On the maintenance side, decokes and ignition timing are dead easy, just about everything else is diabolical. Never take the tank off - you need four arms to get it on again. The seat is supported at the back on the threads of the rear suspension bolts. It takes forever to get the back wheel off and even longer,to get it back on.

If you see a Bantam without oil on the front forks, it’s either just had it wiped off for the MOT or the owner has given up putting any in; it doesn’t make much difference to fork action and removing the top nuts requires a special socket.

The clutch is held together by a giant circlip which is a cinch to remove if you don’t mind clutch bits all over the garage, but is a pig to get back on again without the special tool. And so on. Oh, and the frame is in two halves which are bolted (yuk) together at the main electrical earth.

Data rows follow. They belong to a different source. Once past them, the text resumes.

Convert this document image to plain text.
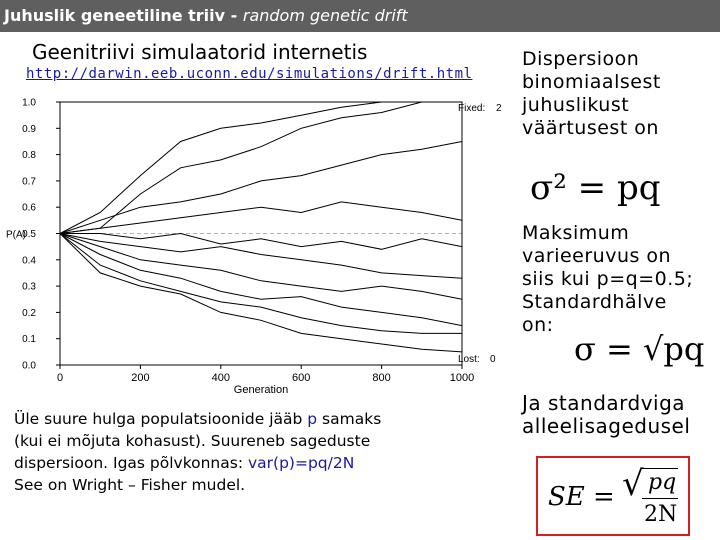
Juhuslik geneetiline triiv - random genetic drift
Geenitriivi simulaatorid internetis
http://darwin.eeb.uconn.edu/simulations/drift.html
0.0
0.1
0.2
0.3
0.4
0.5
0.6
0.7
0.8
0.9
1.0
0	200	400	600	800	1000
P(A)
Generation
Fixed: 2
Lost: 0
Üle suure hulga populatsioonide jääb p samaks
(kui ei mõjuta kohasust). Suureneb sageduste
dispersioon. Igas põlvkonnas: var(p)=pq/2N
See on Wright – Fisher mudel.
Dispersioon
binomiaalsest
juhuslikust
väärtusest on
σ² = pq
Maksimum
varieeruvus on
siis kui p=q=0.5;
Standardhälve
on:
σ = √pq
Ja standardviga
alleelisagedusel
SE = √ pq
2N
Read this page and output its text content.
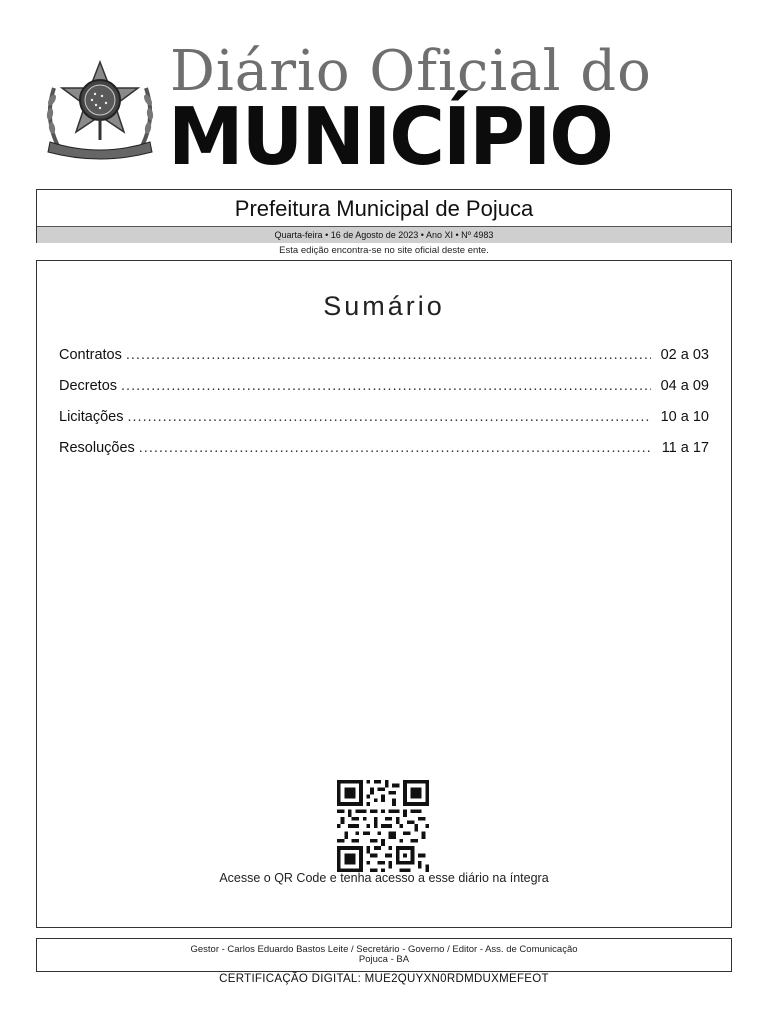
Diário Oficial do
MUNICÍPIO
Prefeitura Municipal de Pojuca
Quarta-feira • 16 de Agosto de 2023 • Ano XI • Nº 4983
Esta edição encontra-se no site oficial deste ente.
Sumário
Contratos .....	02 a 03
Decretos .....	04 a 09
Licitações .....	10 a 10
Resoluções .....	11 a 17
Acesse o QR Code e tenha acesso a esse diário na íntegra
Gestor - Carlos Eduardo Bastos Leite / Secretário - Governo / Editor - Ass. de Comunicação
Pojuca - BA
CERTIFICAÇÃO DIGITAL: MUE2QUYXN0RDMDUXMEFEOT
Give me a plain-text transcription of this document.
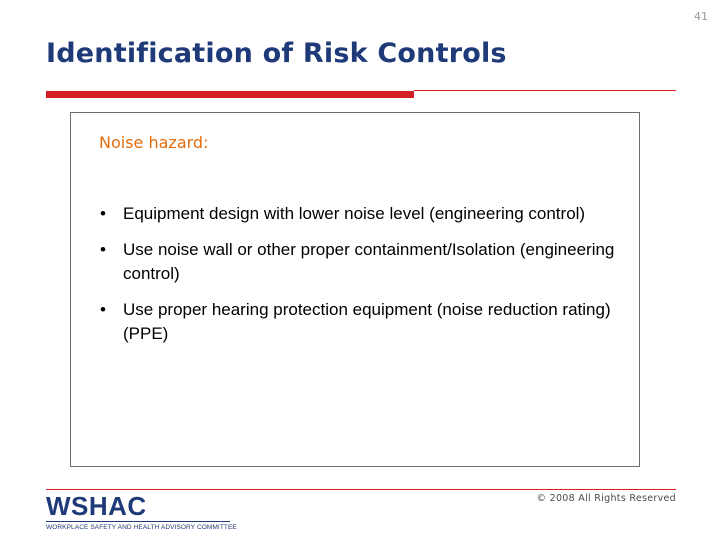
41
Identification of Risk Controls
Noise hazard:
• Equipment design with lower noise level (engineering control)
• Use noise wall or other proper containment/Isolation (engineering control)
• Use proper hearing protection equipment (noise reduction rating) (PPE)
WSHAC
WORKPLACE SAFETY AND HEALTH ADVISORY COMMITTEE
© 2008 All Rights Reserved
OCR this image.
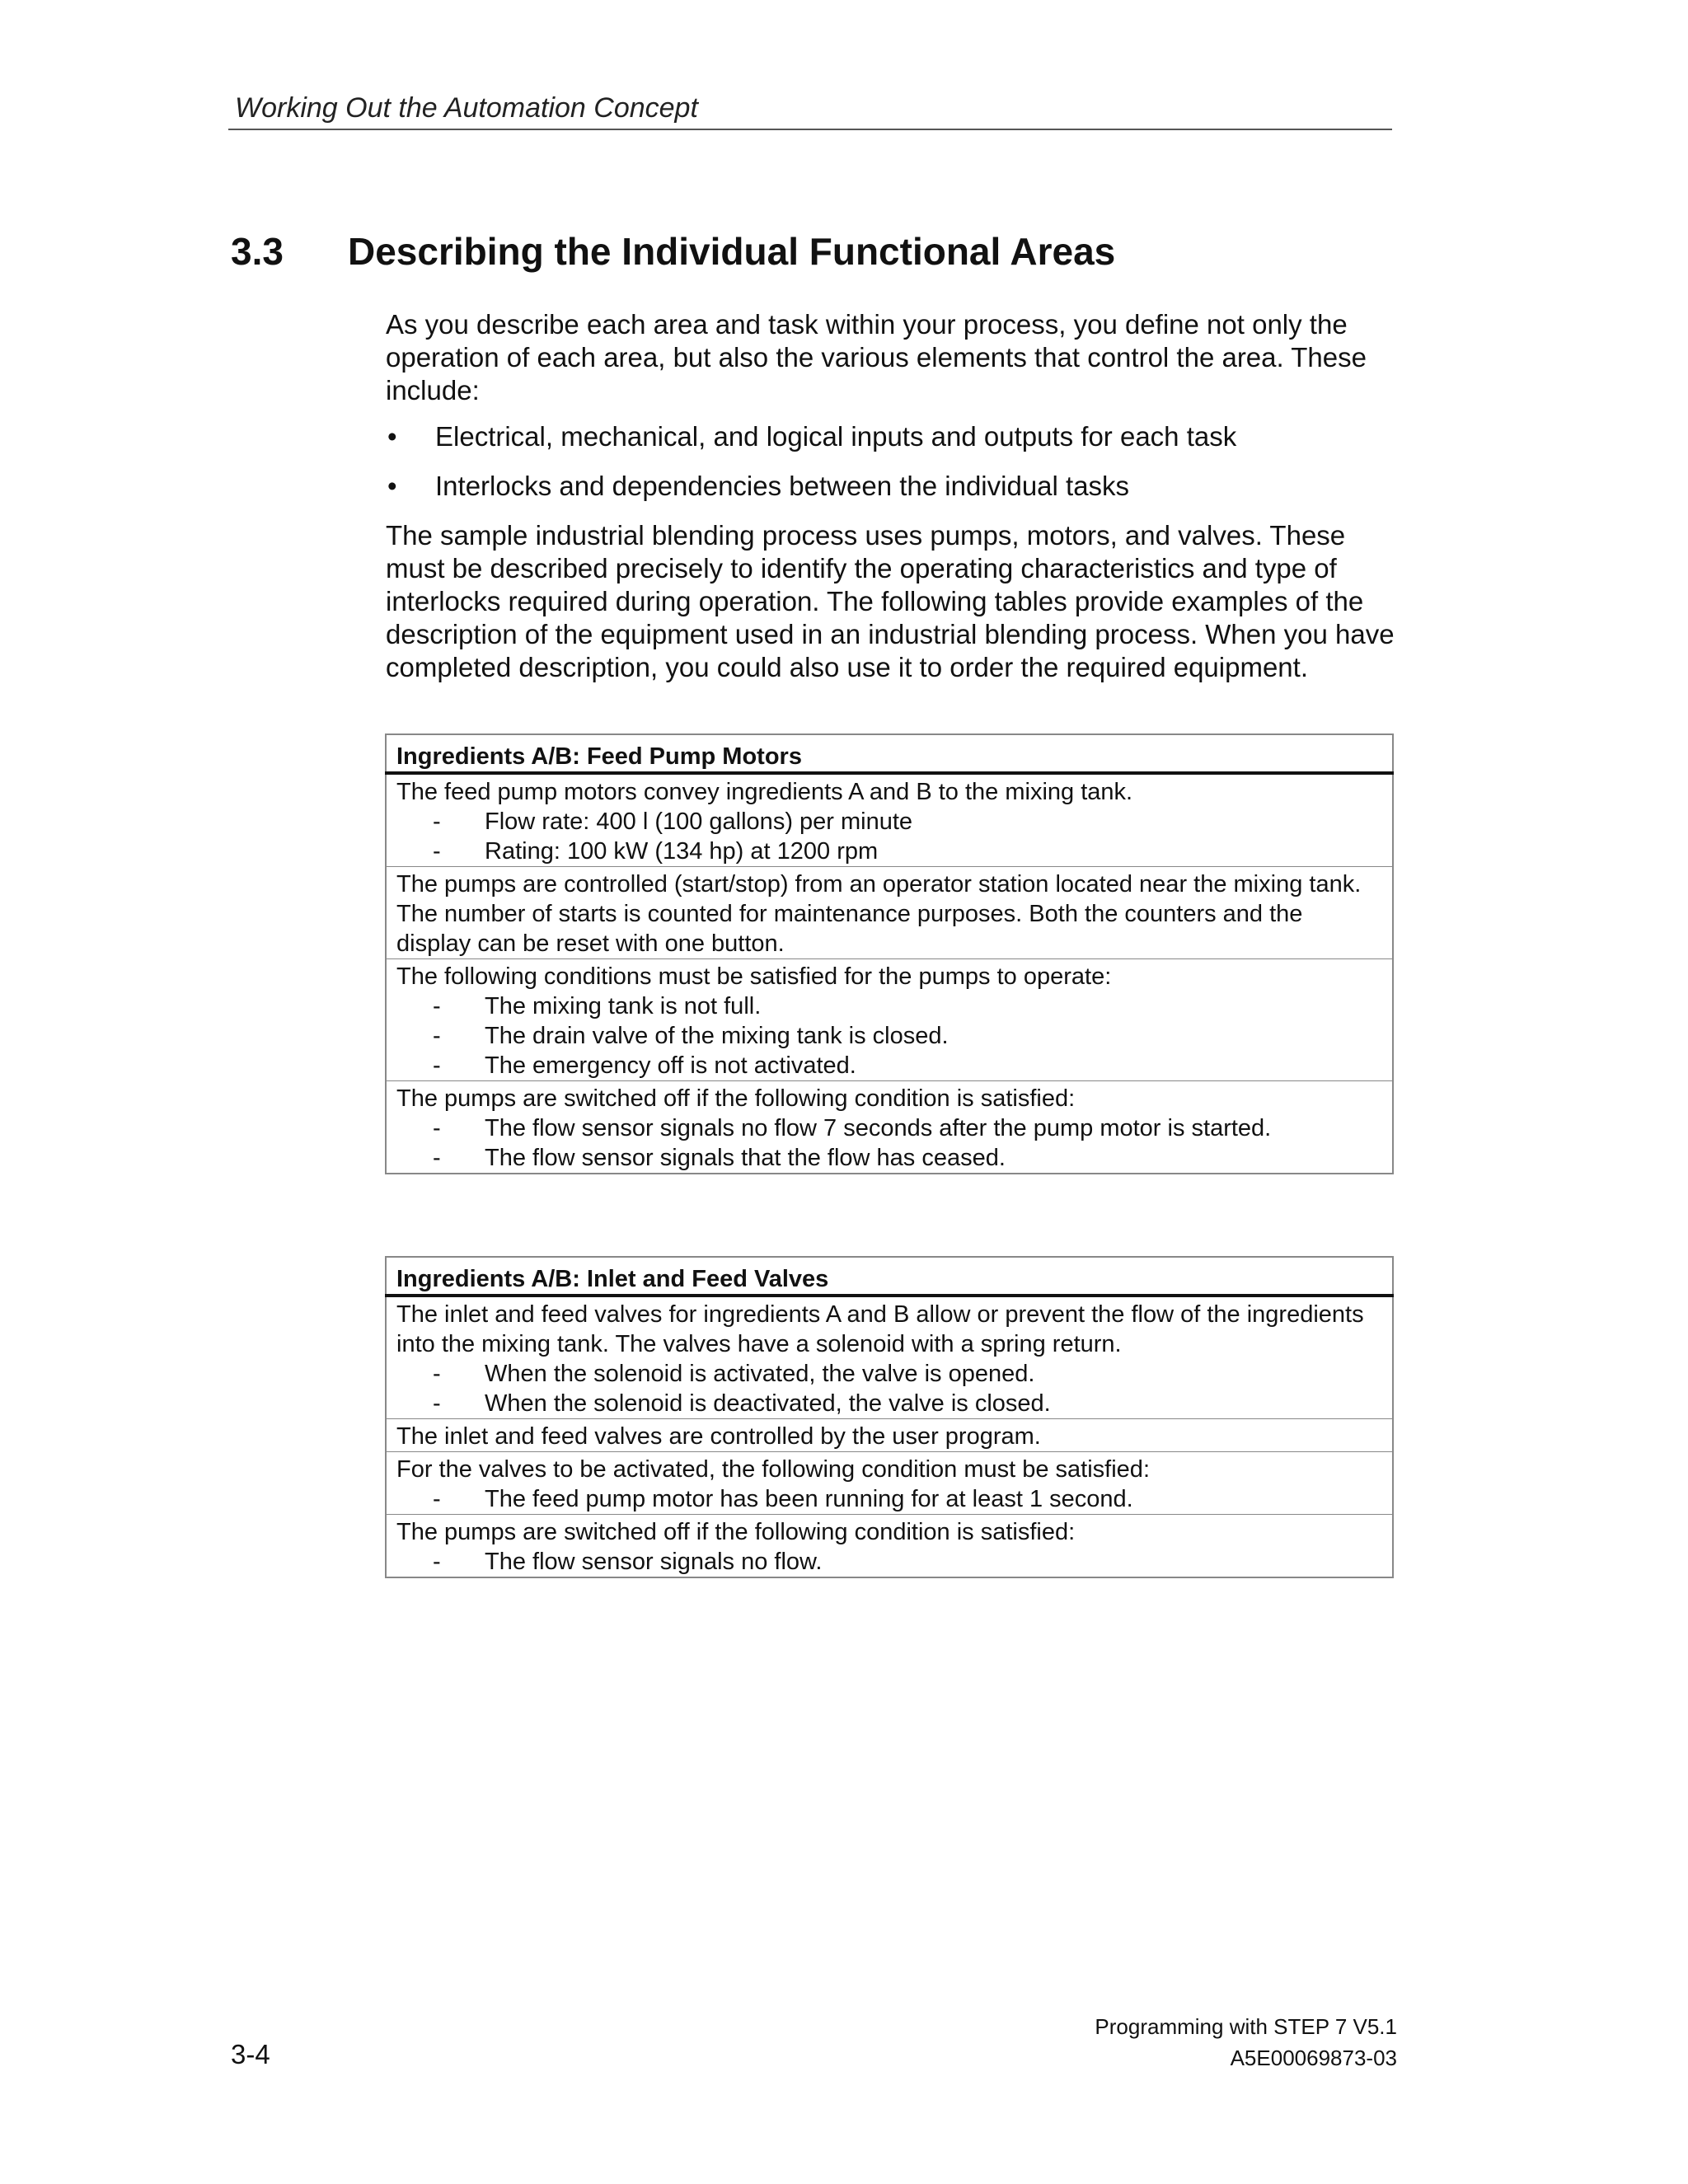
Working Out the Automation Concept
3.3 Describing the Individual Functional Areas

As you describe each area and task within your process, you define not only the operation of each area, but also the various elements that control the area. These include:

• Electrical, mechanical, and logical inputs and outputs for each task
• Interlocks and dependencies between the individual tasks

The sample industrial blending process uses pumps, motors, and valves. These must be described precisely to identify the operating characteristics and type of interlocks required during operation. The following tables provide examples of the description of the equipment used in an industrial blending process. When you have completed description, you could also use it to order the required equipment.

Ingredients A/B: Feed Pump Motors

The feed pump motors convey ingredients A and B to the mixing tank.
- Flow rate: 400 l (100 gallons) per minute
- Rating: 100 kW (134 hp) at 1200 rpm

The pumps are controlled (start/stop) from an operator station located near the mixing tank. The number of starts is counted for maintenance purposes. Both the counters and the display can be reset with one button.

The following conditions must be satisfied for the pumps to operate:
- The mixing tank is not full.
- The drain valve of the mixing tank is closed.
- The emergency off is not activated.

The pumps are switched off if the following condition is satisfied:
- The flow sensor signals no flow 7 seconds after the pump motor is started.
- The flow sensor signals that the flow has ceased.
Ingredients A/B: Inlet and Feed Valves

The inlet and feed valves for ingredients A and B allow or prevent the flow of the ingredients into the mixing tank. The valves have a solenoid with a spring return.
- When the solenoid is activated, the valve is opened.
- When the solenoid is deactivated, the valve is closed.

The inlet and feed valves are controlled by the user program.

For the valves to be activated, the following condition must be satisfied:
- The feed pump motor has been running for at least 1 second.

The pumps are switched off if the following condition is satisfied:
- The flow sensor signals no flow.
3-4
Programming with STEP 7 V5.1
A5E00069873-03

If you’ve a terrible desire to own a British hack with traditional virtues of good handling, crap electrics and mediocre performance, Bantams have the virtue of being cheap and uncollectable. Unless you’re a certifiable chauvinist on L plates, you’d do better to avoid the 125, which has no proper crankshaft lubrication and even worse electrics than the later 175s.

With the 4-speed bikes, look for an engine number beginning D14B or the crank will start knocking pretty rapidly. D10s are real turkeys and the B175 was okay. But I can’t think of any sane reason for not buying a used H100 or GP125 instead, unless you want to find out, at first hand, why the whole sub 250cc market defected to the Japs in the 60s.